Walkin' and Talkin' at the NY Market
April 6, 2013,
Party time! Mike Walsh of Sunham Home Fashions, left, and Mike Doherty of Ellery Homestyles caught up during HTT’s market kickoff party
From new celebrity lines to Made in America programs to the growing impact of online to the industry's favorite topic - prices and raw material costs - buyers and sellers alike said it was generally a positive market. Now comes the hard part: Getting all those new products onto store shelves
Yarn prices, a subject of concern at Heimtextil in January, received amplified attention during market two weeks ago. Several suppliers noted yarn prices rose as much as 25% during the first two months of the year. In addition, the price of cotton on the Cotlook A Index was holding at 97 cents during much of the week, spurring conversations about possible cost hikes on new programs.
Made in the USA, a topic that generated buzz during the fall 2012 market, had a higher profile this market - again in light of higher overseas production costs. And there was product on display - whether cut and sewn in the U.S. from fabric made overseas (Veratex and others) or 100% U.S. made (towels from 1888 Mills and HomeTex as well as bed linens from Ellison). Rug manufacturers Maples and Mohawk also put the spotlight on their U.S. production, as did utility bedding suppliers Hollander Home Fashions and American Textile.
While at least one Indian manufacturer continues to explore the idea of establishing some U.S. production, HTT was told a handful of Chinese producers are considering the option as well. South Carolina is said to be particularly aggressive in encouraging off-shore companies to relocate some of their production.
Several suppliers spoke enthusiastically about the possibilities opening up via ecommerce. Pure play sites aren't as concerned about exclusivity as the big-box stores, many noted. Meanwhile, brick-and-mortar retailers are using their sites to both offer a wider range of goods than they can stock on the floor and test new looks they might otherwise shy away from carrying.
Design in the past several markets has emphasized contemporary. At market, that focus swung decidedly in the direction of what some suppliers called transitional and many others characterized as updated traditional - especially in bedding and window. Often this took the form of overscaling traditional motifs - paisley, damask, document prints - rendered with fresh color.
Redefining traditional also means dispensing with tassels and other fussy ornamentation, instead relying on surface texture to convey richness. Several designers described the distinction by using the word "grandma," pejoratively.
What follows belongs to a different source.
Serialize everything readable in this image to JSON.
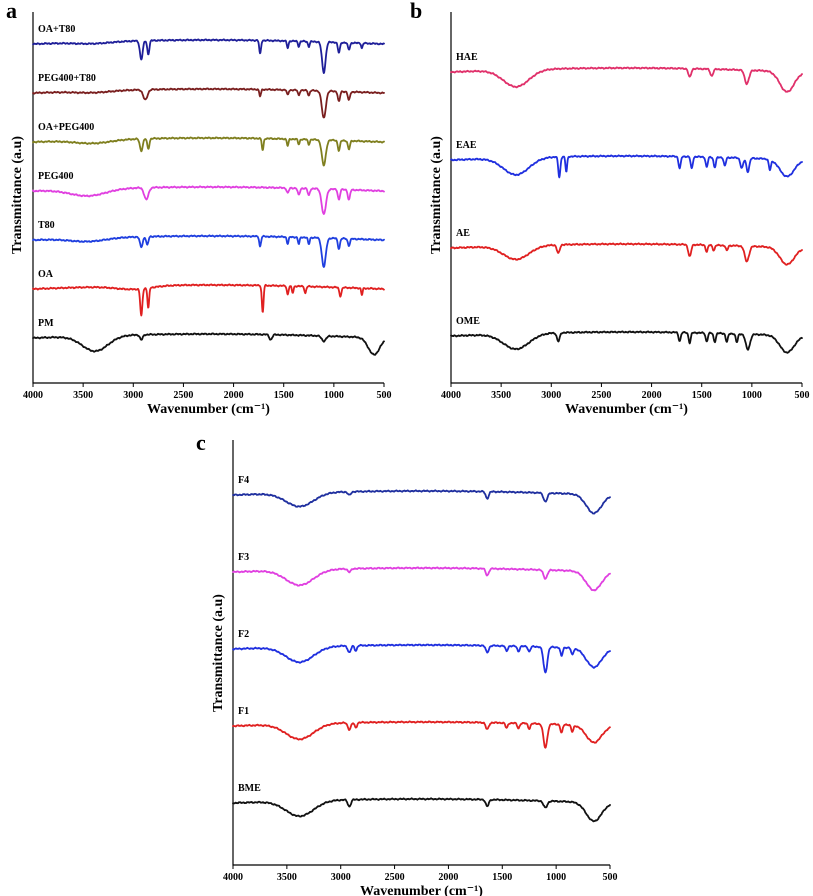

Engineered prints are making a comeback, especially in top of bed and window. Chalk this one up to digital printing, which is allowing designers to get more colors and crispness into their patterns.
New products also employed a lot of dense embroideries as accents - flowers, medallions, etc. The type of scattered, all-over embroideries that ushered in the Age of Embroidery a few years ago were in scant supply.
Also emerging are watercolor prints, especially florals, and eyelet - the latter frequently seen as an accent but here and there used as an all-over textural statement.
In luxury bedding, hues are getting darker, richer and more saturated. There is also a tandem move away from hotel looks, which are now being regarded as either too Plain Jane, too tapped out or both.
Outdoor living continues to be an important trend in rugs and window - and is picking up smartly in accessories such as table linens and dec pillows. HFI introduced a new outdoor chenille collection. Foreston Trends debuted vinyl placemats for indoor/outdoor use, and Elrene displayed a big seasonal offering with indoor/outdoor applications.
The market's three biggest brand introductions all involved celebrities: Iman at Alok, Taylor Swift at Aussino and Diane Keaton at Pem America.
In other brand news, Peking Handicraft previewed mini-beds for its new license with fashion designer Nanette Lepore, and CHF is working on the introduction of an Ivanka Trump collection for the September market - which is only 25 weeks away.